As part of New England, Connecticut has undergone much geologic change shaped by plate tectonics, volcanism, and glacial activity.

==Appalachian Mountains==

During the early Triassic period, the super-continent Pangea was formed as the Iapetus Ocean closed up and the proto-North American continent collided with Avalonia, part of modern-day Africa. This caused great uplift and the formation of the Appalachian Mountains, which, at the time, were bigger than modern-day Himalayas. Erosion of the Appalachian Mountains now exposes metamorphic rocks once very deep in the Earth's mantle and uplifted during this time period.

==Eastern Border Fault==

About 200 million years after this collision and the formation of Pangea, during the middle of the Mesozoic Era, the Atlantic Ocean floor started spreading and great extensional forces were experienced, resulting in faulting. Connecticut's Eastern border fault was formed, a fault which begins in New Haven and stretches 130 miles up to Keene, New Hampshire. As a result, the land west of this fault was downset, resulting in a rift valley and causing the land to tilt an average of 15 to 25 degrees. The fault is currently inactive.

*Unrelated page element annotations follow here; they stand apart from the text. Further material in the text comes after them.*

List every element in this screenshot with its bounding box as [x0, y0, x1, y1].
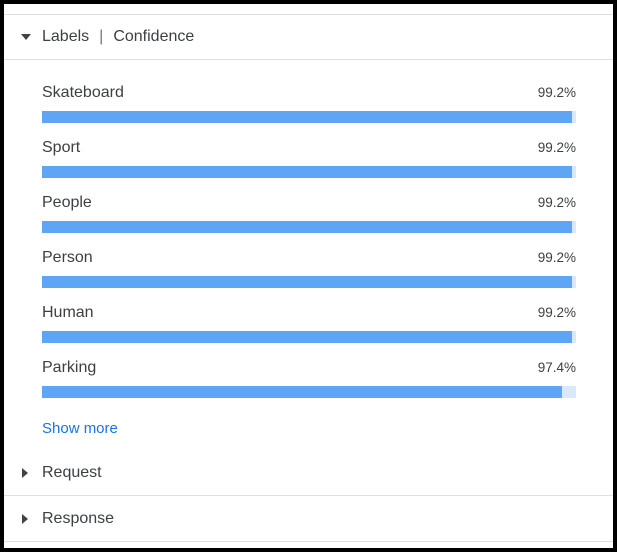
label-row: Sport 99.2% [42, 139, 576, 178]
label-name: Parking [42, 359, 97, 376]
section-title: Response [42, 509, 115, 527]
confidence-value: 99.2% [537, 140, 576, 155]
confidence-bar-fill [42, 166, 572, 178]
vision-api-results-panel: Labels | Confidence Skateboard 99.2% Spo… [4, 14, 613, 558]
label-name: Person [42, 249, 93, 266]
label-row: People 99.2% [42, 194, 576, 233]
label-row-header: Sport 99.2% [42, 139, 576, 157]
confidence-value: 99.2% [537, 250, 576, 265]
confidence-bar-track [42, 221, 576, 233]
confidence-bar-fill [42, 386, 563, 398]
section-title: Request [42, 463, 102, 481]
label-name: Sport [42, 139, 81, 156]
confidence-value: 99.2% [537, 195, 576, 210]
confidence-value: 99.2% [537, 305, 576, 320]
confidence-value: 99.2% [537, 85, 576, 100]
expand-arrow-icon [22, 467, 28, 478]
confidence-value: 97.4% [537, 360, 576, 375]
confidence-bar-fill [42, 331, 572, 343]
label-row-header: Human 99.2% [42, 304, 576, 322]
collapsed-sections-container: Request Response [4, 450, 613, 542]
confidence-bar-track [42, 331, 576, 343]
label-name: Human [42, 304, 94, 321]
confidence-bar-fill [42, 221, 572, 233]
label-row: Person 99.2% [42, 249, 576, 288]
confidence-bar-track [42, 386, 576, 398]
labels-list: Skateboard 99.2% Sport 99.2% People 99.2… [4, 60, 613, 450]
label-name: People [42, 194, 92, 211]
collapse-arrow-icon [21, 34, 31, 40]
collapsed-section-header-response[interactable]: Response [4, 496, 613, 542]
confidence-bar-fill [42, 111, 572, 123]
label-row: Human 99.2% [42, 304, 576, 343]
confidence-bar-track [42, 166, 576, 178]
label-row-header: Parking 97.4% [42, 359, 576, 377]
confidence-bar-track [42, 276, 576, 288]
label-row-header: Person 99.2% [42, 249, 576, 267]
confidence-bar-track [42, 111, 576, 123]
label-row: Skateboard 99.2% [42, 84, 576, 123]
show-more-link[interactable]: Show more [42, 420, 118, 437]
label-rows-container: Skateboard 99.2% Sport 99.2% People 99.2… [42, 84, 576, 398]
label-row: Parking 97.4% [42, 359, 576, 398]
confidence-bar-fill [42, 276, 572, 288]
labels-section-header[interactable]: Labels | Confidence [4, 14, 613, 60]
labels-section-title: Labels [42, 28, 90, 45]
label-row-header: People 99.2% [42, 194, 576, 212]
label-name: Skateboard [42, 84, 124, 101]
labels-section-subtitle: Confidence [113, 28, 195, 45]
expand-arrow-icon [22, 513, 28, 524]
label-row-header: Skateboard 99.2% [42, 84, 576, 102]
header-separator: | [99, 28, 104, 45]
collapsed-section-header-request[interactable]: Request [4, 450, 613, 496]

The formation of this basin eventually refilled with soft fluvial and alluvial sediments.

==Ice Age==

During Ice Ages, glacial activity shaped much of New England’s landscape, eroding mountains, leaving glacial till scattered everywhere, and forming glacial lakes. At its greatest extent, one of these glaciers left behind a moraine which became today's Long Island. One of the biggest glacial lakes of the time was Glacial Lake Hitchcock. It formed when the Laurentide Ice Sheet retreated and glacial meltwater began to accumulate at the glacier's terminal moraine in Rocky Hill, Connecticut and back up into the Connecticut River. The glacial lake left behind a soft, varved landscape, gathering silt and sand in the summertime due to the influx of glacial meltwater and clay in the wintertime as the lake froze until it was later drained.

==River Valley==

This soft surface has since been downcut, resedimented and oft flooded by the Connecticut River, making it a very soft, nutrient-replenished area and host to the majority of Connecticut's farmland soils. The land on either side of the Connecticut River Valley is less suitable for farmlands. The eastern section holds the shallow Proto-North American Terrane while the western section contains the Iapetos and Avalonian Terranes, which still holds remnants of glacial till and lack the soft fluvial sediments so prominent in the Connecticut River Valley region.